So, the kidlet and I are driving home from school today, and all of a sudden, at a very busy intersection, he screams, and begins to cry hysterically.
"What happened, what happened?" I ask frantically as I crane my neck around while trying not to wipe out any of my fellow commuters.
More loud sobs. "Some-, something sharp!" He lifts up his arm, and hanging from the tender flesh just above his elbow is a freaked out yellow jacket. I flick it off of him and it zooms out the window.
"You got stung by a bee," I tell him.
"Waaaaa, waaaaa, owie owie owie, waaaaa!" said the kidlet.
Meanwhile I'm trying to pull over so I can at least calm him down a little bit. I normally wouldn't be too concerned over a bee sting. We all get them, they hurt, they itch, no big deal, right? I'm not allergic, and my mom was always very good about teaching us not to be afraid of bees or yellow jackets, and I valued that lesson very much (I hope to keep bees some day, in fact) and have been passing it on to the kidlet. I didn't want him to be one of those kids who ran around in a panic at the sight of one. However, a couple of weeks ago my mother got a yellow jacket sting that caused her to break out in horrendous red hives which were so alarming that they almost took her to the ER. So maybe there were allergies in the family, just that no one had ever gotten stung by the right critter before.
I got safely off the road so I could check out the damage. "Don't touch it, don't touch it!" he sobbed (he is a big wuss a very sensitive boy). I determined that his throat wasn't going to immediately close up, and so far just a small welt, so we headed for home, and I called gramma to re-hash her experience. I only killed one pedestrian when I was talking on my cell phone and trying to shift gears and steer into a tight parking space at the drugstore where we stopped to buy benadryl, so all in all it wasn't too disastrous of an afternoon.
Poor kidlet. "I didn't think I'd ever get stung by a bee," he told me over and over again, because he'd learned so well not to swat at them or act panicky around them. He thought that since he knew that a bee wasn't an attack animal, that it would just hurt you if you picked it up and squashed it or something, that he was safe from the unexpected. sigh Now I'm afraid that his version of reality will be that you just never know what's gonna be lurking on your car seat waiting to gitcha.
Guess I won't be buying that beekeeping equipment anytime soon.
Hey, there is a BIG difference between a jellow jacket and a bee. Both hurt, but a jacket sting leaves a painful bruised feeling at the bite site. In fact, a bee sting is about 5 on the 10 scale and a "jallow" jacket is more like a 8. Only a ground hornet hurts worse. Hey, Kidlet, I would be a bigger wuss if I got jabbed by one. Hate the devils. They may eat other bad critters like blood suckin' mosquitoes, but I still hate 'em.

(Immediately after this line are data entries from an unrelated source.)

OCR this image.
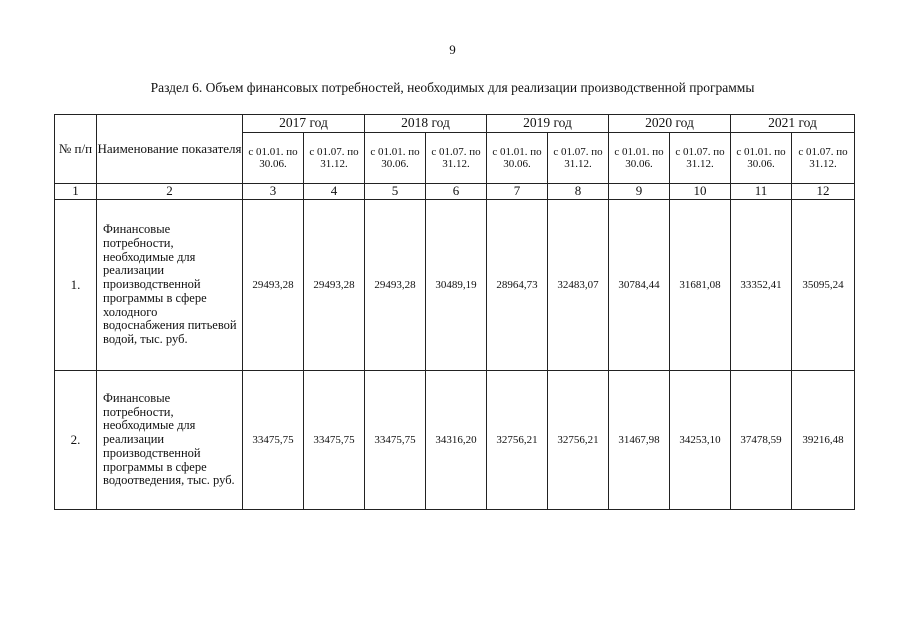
9
Раздел 6. Объем финансовых потребностей, необходимых для реализации производственной программы
№ п/п	Наименование показателя	2017 год		2018 год		2019 год		2020 год		2021 год	
		с 01.01. по 30.06.	с 01.07. по 31.12.	с 01.01. по 30.06.	с 01.07. по 31.12.	с 01.01. по 30.06.	с 01.07. по 31.12.	с 01.01. по 30.06.	с 01.07. по 31.12.	с 01.01. по 30.06.	с 01.07. по 31.12.
1	2	3	4	5	6	7	8	9	10	11	12
1.	Финансовые потребности, необходимые для реализации производственной программы в сфере холодного водоснабжения питьевой водой, тыс. руб.	29493,28	29493,28	29493,28	30489,19	28964,73	32483,07	30784,44	31681,08	33352,41	35095,24
2.	Финансовые потребности, необходимые для реализации производственной программы в сфере водоотведения, тыс. руб.	33475,75	33475,75	33475,75	34316,20	32756,21	32756,21	31467,98	34253,10	37478,59	39216,48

Posted by: Cowtown Pattie | 2004.08.04 at 10:11
Oh, don't get me wrong, I felt really really sorry for him, I knew it was scary and painful. But he is not one of those bruiser kids who falls down in what looks like a horrible wipe out and then just jumps up and runs on.
Posted by: nina | 2004.08.04 at 12:56
When Stephanie was really little, a yellow jacket got tangled in her hair, and as she tried to swat it away, it stung her ear. YOWCH! Very scary for all of us. My sympathies go out to kidlet and his Mama.
Posted by: Karen | 2004.08.04 at 16:08
I have a not so little one(12) that doesn't do well with wasps. And I admit that the ones we have around here make me jump up and down yelping and run around when I get stung. She's been stung a few times and I think will always have that "run around in a panic at the sight of one."
The thing that gets me is that loss of innocence that they go through when you tell them for so long that the bad things don't happen if you do the right things. Then the bad thing happens anyway. Depending on how bad the thing is, you can lose the ability to say "don't worry I won't let a bad thing happen to you."
Of course we've had one of the worst bad things happen to us so it's probably not the same issue for most people.